Consider energy consumption and supply as well. The United States still has plenty of untapped natural gas and oil - both offshore and in Alaska. We have nearly unlimited coal supplies and oil shale, in addition to the ability to build dozens of new nuclear plants.

Developing such traditional sources of energy responsibly would save us trillions of dollars in imported fuels, keep jobs here at home and allow the nation a precious window of energy autonomy as we steadily transfer to more wind, solar and renewable energy.

. . .

Then there is the question of national debt. We are now projected to run a record $1.7 trillion deficit - and may add $9 trillion to our existing $11 trillion in aggregate debt over the next eight years.

The president, though, has outlined vast new entitlement programs in health care, education, environmental programs and infrastructure. The problem, of course, is that we have not earned enough money to pay for any of these additional expenditures. Again, the glamorous ends get the attention, never the mundane means of how to obtain them.

Wonks Anonymous was almost stirred until he begin to consider Mr Hanson's position and his concrete proposals. Mr Hanson wears two hats. He is a farmer in the California Central Valley and he holds a sinecure at a well endowed private conservative think tank, the Hoover Institute. If Mr Hanson does not hold nature in contempt he has done a good job of concealing this in his numerous writings on environmental policy.

So what would these sacrifices cost Mr.

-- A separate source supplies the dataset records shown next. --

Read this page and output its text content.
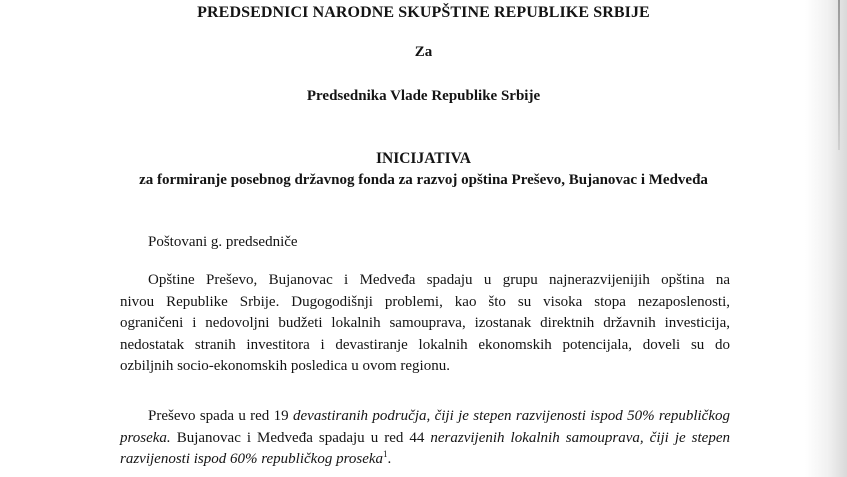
PREDSEDNICI NARODNE SKUPŠTINE REPUBLIKE SRBIJE
Za
Predsednika Vlade Republike Srbije
INICIJATIVA
za formiranje posebnog državnog fonda za razvoj opština Preševo, Bujanovac i Medveđa
Poštovani g. predsedniče
Opštine Preševo, Bujanovac i Medveđa spadaju u grupu najnerazvijenijih opština na
nivou Republike Srbije. Dugogodišnji problemi, kao što su visoka stopa nezaposlenosti,
ograničeni i nedovoljni budžeti lokalnih samouprava, izostanak direktnih državnih investicija,
nedostatak stranih investitora i devastiranje lokalnih ekonomskih potencijala, doveli su do
ozbiljnih socio-ekonomskih posledica u ovom regionu.
Preševo spada u red 19 devastiranih područja, čiji je stepen razvijenosti ispod 50% republičkog
proseka. Bujanovac i Medveđa spadaju u red 44 nerazvijenih lokalnih samouprava, čiji je stepen
razvijenosti ispod 60% republičkog proseka$^1$.
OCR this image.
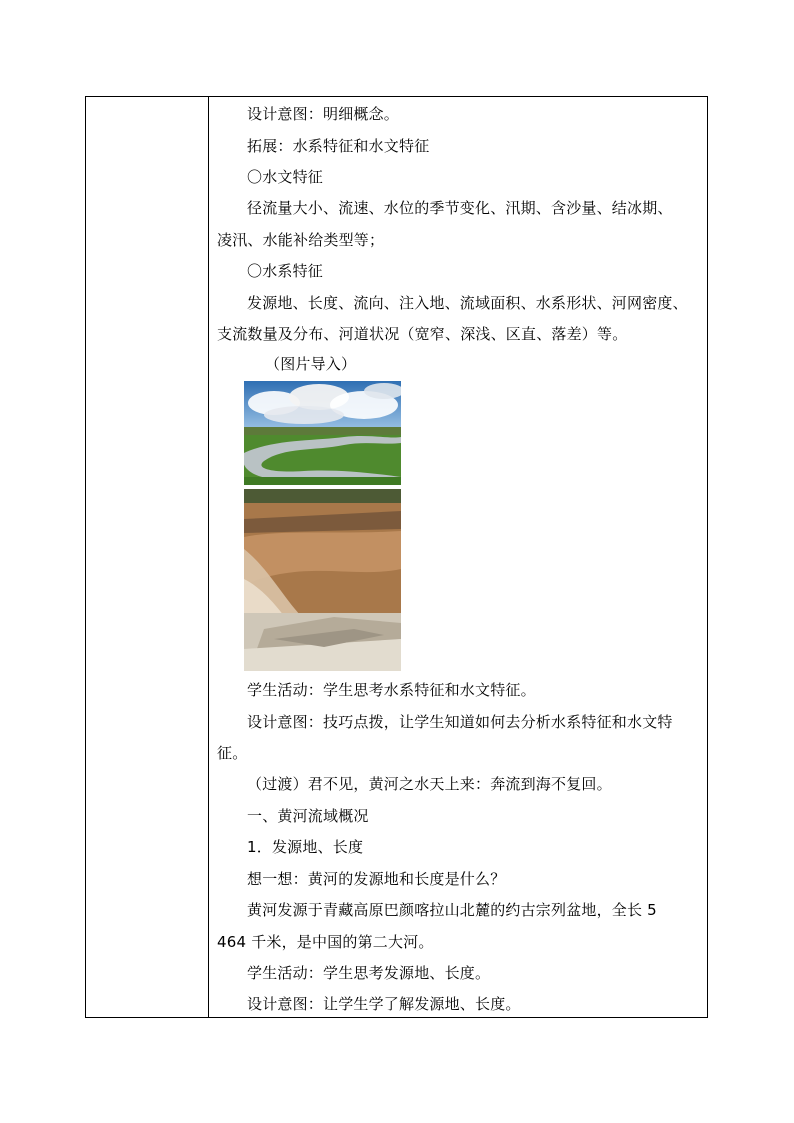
设计意图：明细概念。
拓展：水系特征和水文特征
〇水文特征
径流量大小、流速、水位的季节变化、汛期、含沙量、结冰期、
凌汛、水能补给类型等；
〇水系特征
发源地、长度、流向、注入地、流域面积、水系形状、河网密度、
支流数量及分布、河道状况（宽窄、深浅、区直、落差）等。
（图片导入）
学生活动：学生思考水系特征和水文特征。
设计意图：技巧点拨，让学生知道如何去分析水系特征和水文特
征。
（过渡）君不见，黄河之水天上来：奔流到海不复回。
一、黄河流域概况
1．发源地、长度
想一想：黄河的发源地和长度是什么？
黄河发源于青藏高原巴颜喀拉山北麓的约古宗列盆地，全长 5
464 千米，是中国的第二大河。
学生活动：学生思考发源地、长度。
设计意图：让学生学了解发源地、长度。
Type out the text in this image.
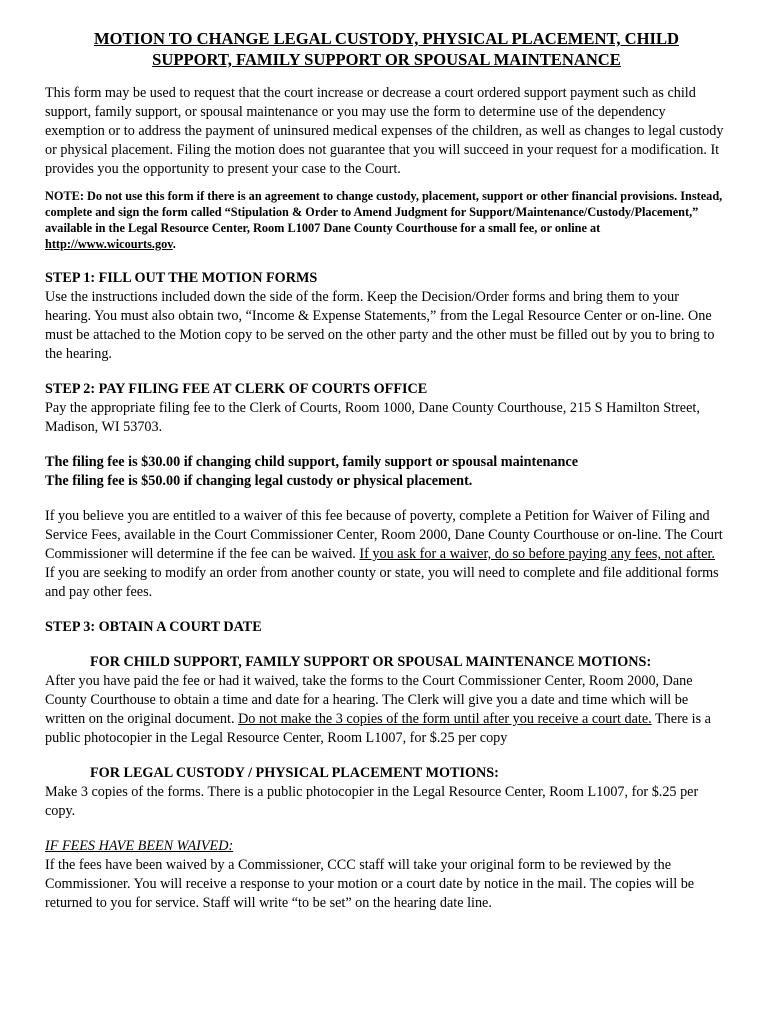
MOTION TO CHANGE LEGAL CUSTODY, PHYSICAL PLACEMENT, CHILD
SUPPORT, FAMILY SUPPORT OR SPOUSAL MAINTENANCE

This form may be used to request that the court increase or decrease a court ordered support payment such as child support, family support, or spousal maintenance or you may use the form to determine use of the dependency exemption or to address the payment of uninsured medical expenses of the children, as well as changes to legal custody or physical placement. Filing the motion does not guarantee that you will succeed in your request for a modification. It provides you the opportunity to present your case to the Court.

NOTE: Do not use this form if there is an agreement to change custody, placement, support or other financial provisions. Instead, complete and sign the form called “Stipulation & Order to Amend Judgment for Support/Maintenance/Custody/Placement,” available in the Legal Resource Center, Room L1007 Dane County Courthouse for a small fee, or online at http://www.wicourts.gov.

STEP 1: FILL OUT THE MOTION FORMS

Use the instructions included down the side of the form. Keep the Decision/Order forms and bring them to your hearing. You must also obtain two, “Income & Expense Statements,” from the Legal Resource Center or on-line. One must be attached to the Motion copy to be served on the other party and the other must be filled out by you to bring to the hearing.

STEP 2: PAY FILING FEE AT CLERK OF COURTS OFFICE

Pay the appropriate filing fee to the Clerk of Courts, Room 1000, Dane County Courthouse, 215 S Hamilton Street, Madison, WI 53703.

The filing fee is $30.00 if changing child support, family support or spousal maintenance

The filing fee is $50.00 if changing legal custody or physical placement.

If you believe you are entitled to a waiver of this fee because of poverty, complete a Petition for Waiver of Filing and Service Fees, available in the Court Commissioner Center, Room 2000, Dane County Courthouse or on-line. The Court Commissioner will determine if the fee can be waived. If you ask for a waiver, do so before paying any fees, not after.

If you are seeking to modify an order from another county or state, you will need to complete and file additional forms and pay other fees.

STEP 3: OBTAIN A COURT DATE

FOR CHILD SUPPORT, FAMILY SUPPORT OR SPOUSAL MAINTENANCE MOTIONS:

After you have paid the fee or had it waived, take the forms to the Court Commissioner Center, Room 2000, Dane County Courthouse to obtain a time and date for a hearing. The Clerk will give you a date and time which will be written on the original document. Do not make the 3 copies of the form until after you receive a court date. There is a public photocopier in the Legal Resource Center, Room L1007, for $.25 per copy

FOR LEGAL CUSTODY / PHYSICAL PLACEMENT MOTIONS:

Make 3 copies of the forms. There is a public photocopier in the Legal Resource Center, Room L1007, for $.25 per copy.

IF FEES HAVE BEEN WAIVED:

If the fees have been waived by a Commissioner, CCC staff will take your original form to be reviewed by the Commissioner. You will receive a response to your motion or a court date by notice in the mail. The copies will be returned to you for service. Staff will write “to be set” on the hearing date line.
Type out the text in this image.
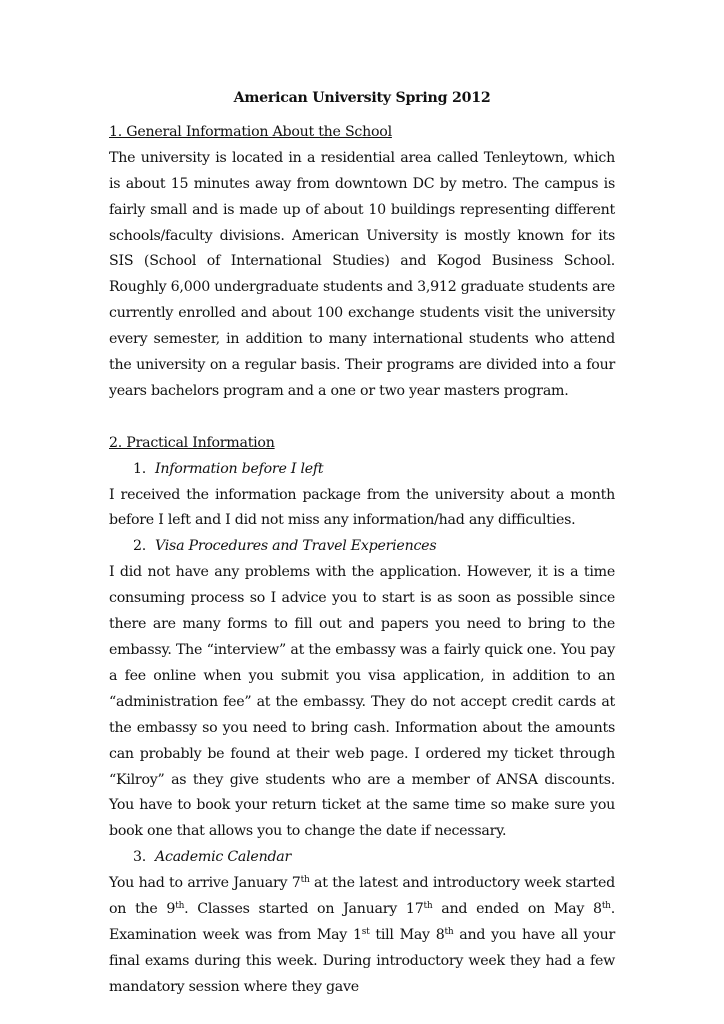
American University Spring 2012

1. General Information About the School

The university is located in a residential area called Tenleytown, which is about 15 minutes away from downtown DC by metro. The campus is fairly small and is made up of about 10 buildings representing different schools/faculty divisions. American University is mostly known for its SIS (School of International Studies) and Kogod Business School. Roughly 6,000 undergraduate students and 3,912 graduate students are currently enrolled and about 100 exchange students visit the university every semester, in addition to many international students who attend the university on a regular basis. Their programs are divided into a four years bachelors program and a one or two year masters program.

2. Practical Information

1. Information before I left

I received the information package from the university about a month before I left and I did not miss any information/had any difficulties.

2. Visa Procedures and Travel Experiences

I did not have any problems with the application. However, it is a time consuming process so I advice you to start is as soon as possible since there are many forms to fill out and papers you need to bring to the embassy. The “interview” at the embassy was a fairly quick one. You pay a fee online when you submit you visa application, in addition to an “administration fee” at the embassy. They do not accept credit cards at the embassy so you need to bring cash. Information about the amounts can probably be found at their web page. I ordered my ticket through “Kilroy” as they give students who are a member of ANSA discounts. You have to book your return ticket at the same time so make sure you book one that allows you to change the date if necessary.

3. Academic Calendar

You had to arrive January 7th at the latest and introductory week started on the 9th. Classes started on January 17th and ended on May 8th. Examination week was from May 1st till May 8th and you have all your final exams during this week. During introductory week they had a few mandatory session where they gave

Hanson?

  • If we deliver more water to the farms and starve the Sacramento-San Joaquin Delta we will certainly lose the smelt and, more than likely, also kiss our dying salmon fishery goodbye. But Hanson does not care about the smelt and besides he is a farmer, not a fisherman.
  • If we spend more on water projects Hanson will pay only a small fraction of the cost, probably the same fraction of the cost that he pays for the water he currently uses. The rest will be made up from state and federal funds. Hanson the farmer will stand up and stoically take this subsidy for the good of us all.
  • As for energy, Mr. Hanson likely owns some stock in various oil companies who will benefit from the development he proposes. Wonks Anonymous applauds his willingness to give up beaches, which he does not care about, for profits, which are in his interest.
  • As for education, pensions, health care and all of that nonsense, Hanson is at the Hoover Institute which will shelter him in its loving arms until he dies, regardless of his ability to continue to spout conservative drivel.

Hanson wants us to give up things that are of no use to him in order to give him significant economic benefits and, he claims, help the nation.

How would Mr. Hanson react to these proposals?

  • We encourage water conservation by charging cities and farmers prices that reflect the full cost of water production, including the costs of constructing the water system and of environmental damages. We will all pay for this one, Wonks Anonymous, as an orchid nut, will pay more than most.
  • We tax fossil fuels to raise their price and encourage conservation. People ride public transit, buy more efficient cars and the value of Mr Hanson's oil stocks decline.
  •  We pay for government programs with increases in revenues. We maybe even tax high income individuals like Victor Davis Hanson and Wonks Anonymous a bit more than average folks.